Since original release, "How We Were Before" has been included on multiple compilations albums and re-issues by the Zombies. It was first issued as part of an eponymous compilation album which Decca released exclusively in Sweden, the Netherlands and Japan on 9 December 1966. (Note: Catalogue number Decca LK 4843.) Its' first release on a UK album was on the Decca compilation Rock Roots on 21 May 1976. (Note: Catalogue number Decca ROOTS 2.) In the US, "How We Were Before" would not receive album release until The Zombies compilation album was reissued on CD by Varèse Sarabande on 22 June 2004. (Note: Catalogue number Varèse Sarabande 302 066 568 2.) It was also featured on the career-spanning box set Zombie Heaven, released through Big Beat Records on 8 December 1997. (Note: Catalogue number Big Beat ZOMBOX 7.) In 2002, "How We Were Before", together with most of their Decca catalogue, received a stereo mix for the first time.

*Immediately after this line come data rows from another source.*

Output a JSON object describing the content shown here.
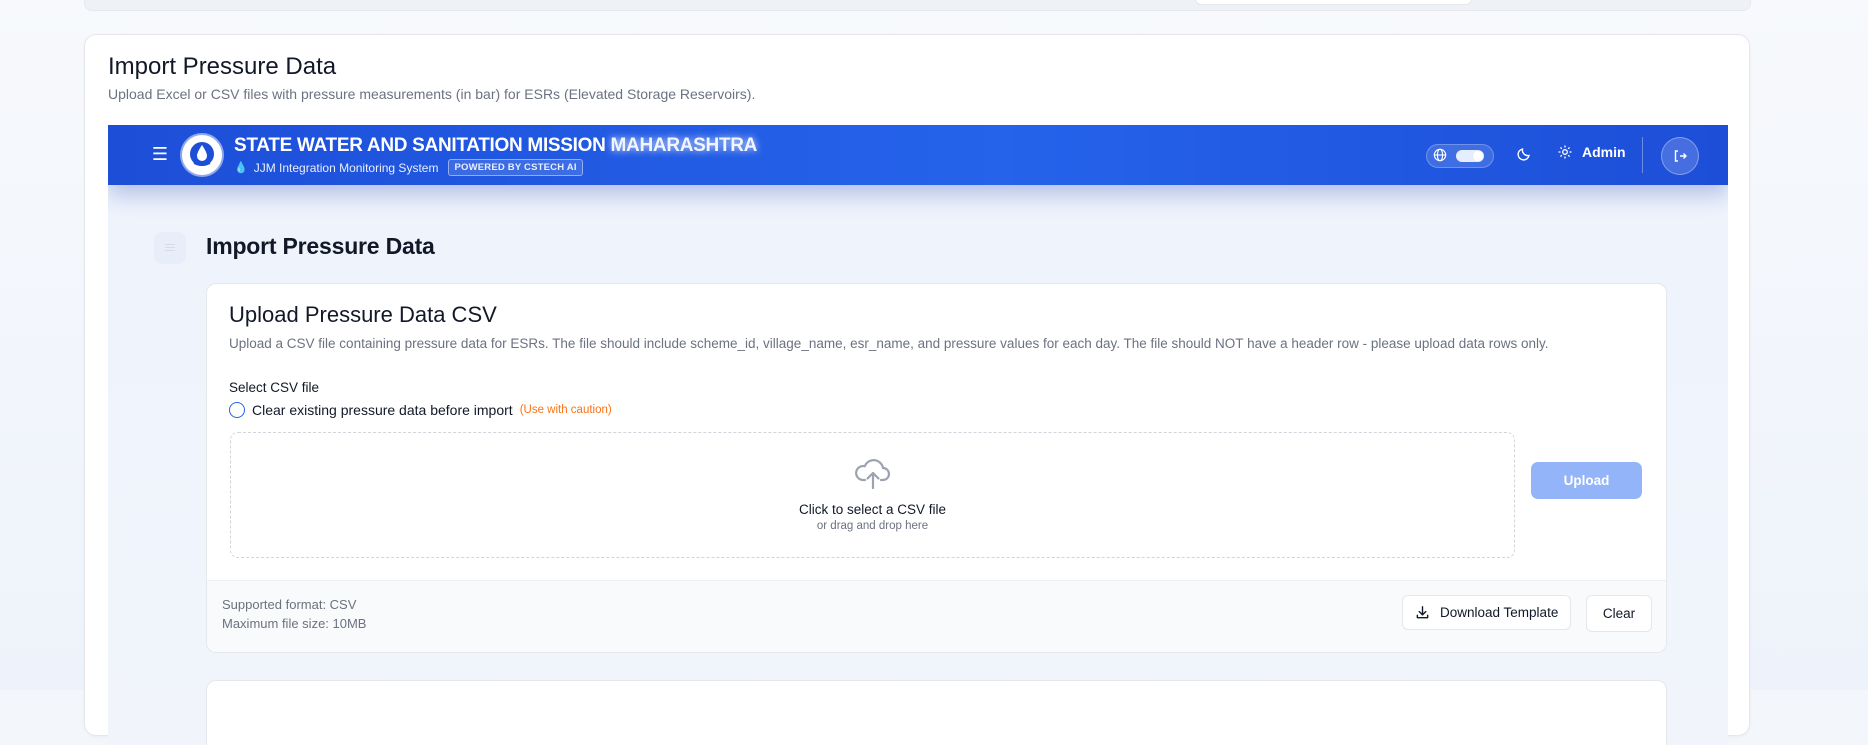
{
  "outer": {
    "title": "Import Pressure Data",
    "description": "Upload Excel or CSV files with pressure measurements (in bar) for ESRs (Elevated Storage Reservoirs)."
  },
  "header": {
    "title_main": "STATE WATER AND SANITATION MISSION ",
    "title_highlight": "MAHARASHTRA",
    "subtitle": "JJM Integration Monitoring System",
    "powered_by": "POWERED BY CSTECH AI",
    "user_label": "Admin",
    "icons": [
      "menu-icon",
      "globe-icon",
      "moon-icon",
      "gear-icon",
      "logout-icon"
    ],
    "accent_color": "#2563eb"
  },
  "page": {
    "title": "Import Pressure Data"
  },
  "upload_card": {
    "title": "Upload Pressure Data CSV",
    "description": "Upload a CSV file containing pressure data for ESRs. The file should include scheme_id, village_name, esr_name, and pressure values for each day. The file should NOT have a header row - please upload data rows only.",
    "select_label": "Select CSV file",
    "clear_option_label": "Clear existing pressure data before import",
    "clear_option_caution": "(Use with caution)",
    "dropzone_main": "Click to select a CSV file",
    "dropzone_sub": "or drag and drop here",
    "upload_button": "Upload",
    "footer": {
      "supported_format": "Supported format: CSV",
      "max_size": "Maximum file size: 10MB",
      "download_button": "Download Template",
      "clear_button": "Clear"
    }
  }
}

This version was released on The Decca Stereo Anthology by Big Beat on 4 November 2002. (Note: Catalogue number Big Beat CDWIK2 225.)

== Reception and legacy ==

The others used to pull my leg. There's a bit [in "How We Were Before"] that goes 'dum-dum, da-dum'. Everytime it goes around it ends like that. And they always sang "God Save the Queen" when that bit came around. I was really a bit precious about this song, and of course they knew that and they pulled my leg.
— — Colin Blunstone (2001)

The staff reviewer for Cash Box wrote that "How We Were Before" was a "soft, easy paced ditty". Emma Stott noted the song as a "beautifully romantic track guaranteed to raise a smile", praising Paul Atkinson's guitar playing as "gentle" and Colin Blunstone's vocal as "sweetly pure". Spencer Leigh classified it as "very nice". Matthew Greenwald wrote that the song was an "excellent" representative of Blunstone's "early compositional ability", and that it quoted a lot of" pop clichés without sounding trite", something he crowned an acheivement for a "man who wasn't considered a songwriter". Similarly, AllMusic's Richie Unterberger listed "How We Were Before" as ranking amongst the Zombies' "finest work".

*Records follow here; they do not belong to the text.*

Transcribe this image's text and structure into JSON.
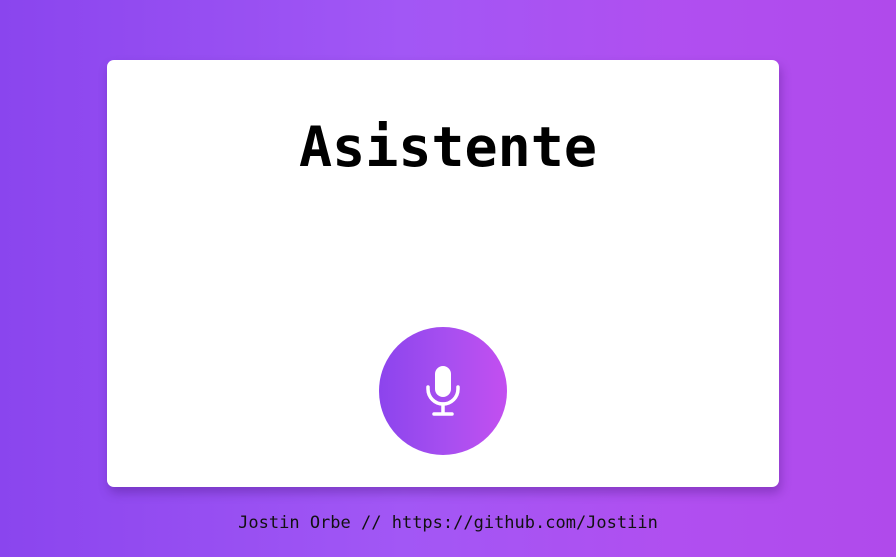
{
  "header": {
    "title": "Asistente"
  },
  "controls": {
    "mic_icon": "microphone-icon"
  },
  "footer": {
    "author": "Jostin Orbe",
    "separator": " // ",
    "link": "https://github.com/Jostiin"
  },
  "colors": {
    "background_start": "#8a45ee",
    "background_end": "#b04aeb",
    "card": "#ffffff",
    "button_start": "#8c44ed",
    "button_end": "#c34ff0",
    "icon": "#ffffff"
  }
}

Other reviewers have described the track as a key part of the Zombies' musical development; according to Rachel Stone, "How We Were Before" was one of the Zombies' earlier tracks which showed "the way to Odessey and Oracle". Similarly, Alec Palao wrote that the the song bore some "Beatles-ish hallmarks" that would eventually become "trademarks of many of his later compositions". On the contrary, Far Out magazine's Kelly Murph argued that the song was dated, compared to its' A-side "Indication". Band biographer Claes Johansen agreed, feeling that it "didn't quite measure up to the other material" recorded on 8 July 1965, even though it was a "fine little tune".

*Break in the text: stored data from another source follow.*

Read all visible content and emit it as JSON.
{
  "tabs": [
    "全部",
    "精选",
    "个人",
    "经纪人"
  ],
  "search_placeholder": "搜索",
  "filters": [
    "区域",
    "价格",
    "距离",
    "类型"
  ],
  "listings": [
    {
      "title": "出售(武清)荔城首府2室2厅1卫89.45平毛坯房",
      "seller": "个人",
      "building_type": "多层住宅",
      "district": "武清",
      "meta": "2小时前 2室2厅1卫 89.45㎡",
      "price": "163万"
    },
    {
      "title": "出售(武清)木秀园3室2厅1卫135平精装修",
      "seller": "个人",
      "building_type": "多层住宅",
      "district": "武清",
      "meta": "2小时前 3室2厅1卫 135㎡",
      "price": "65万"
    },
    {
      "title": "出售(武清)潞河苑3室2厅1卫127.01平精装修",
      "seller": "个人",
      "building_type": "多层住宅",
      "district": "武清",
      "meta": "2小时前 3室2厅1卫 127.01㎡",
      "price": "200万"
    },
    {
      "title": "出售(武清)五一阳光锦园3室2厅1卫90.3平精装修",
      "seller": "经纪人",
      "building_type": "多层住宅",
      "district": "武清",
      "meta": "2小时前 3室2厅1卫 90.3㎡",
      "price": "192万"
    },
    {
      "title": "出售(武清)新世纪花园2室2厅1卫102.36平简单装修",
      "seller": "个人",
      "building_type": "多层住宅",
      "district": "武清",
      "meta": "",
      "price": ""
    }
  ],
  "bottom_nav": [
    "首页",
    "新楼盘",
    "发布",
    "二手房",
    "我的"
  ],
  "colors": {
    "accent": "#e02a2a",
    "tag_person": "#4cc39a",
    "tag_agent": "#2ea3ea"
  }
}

Colin Blunstone was "precious" about "How We Were Before", and recorded a solo version of the track, together with piano from Rod Argent. This was released on his solo album Greatest Hits Plus on 13 November 2006. (Note: Catalogue number Mystic MYS CD 194.) In 2002, "How We Were Before" was recorded by The Pietasters for their album Turbo. The Pietasters version of the song was slowed down and arranged in a ska style. AllMusic's Dean Carlson called it a closer to one of the band's "smartest, sweetest, lightest records". Similarly, the reviewer of PunkNews felt that it was a "pleasant" track and that, alongside the album track "Trust Yourself", "could have worked as an album closer".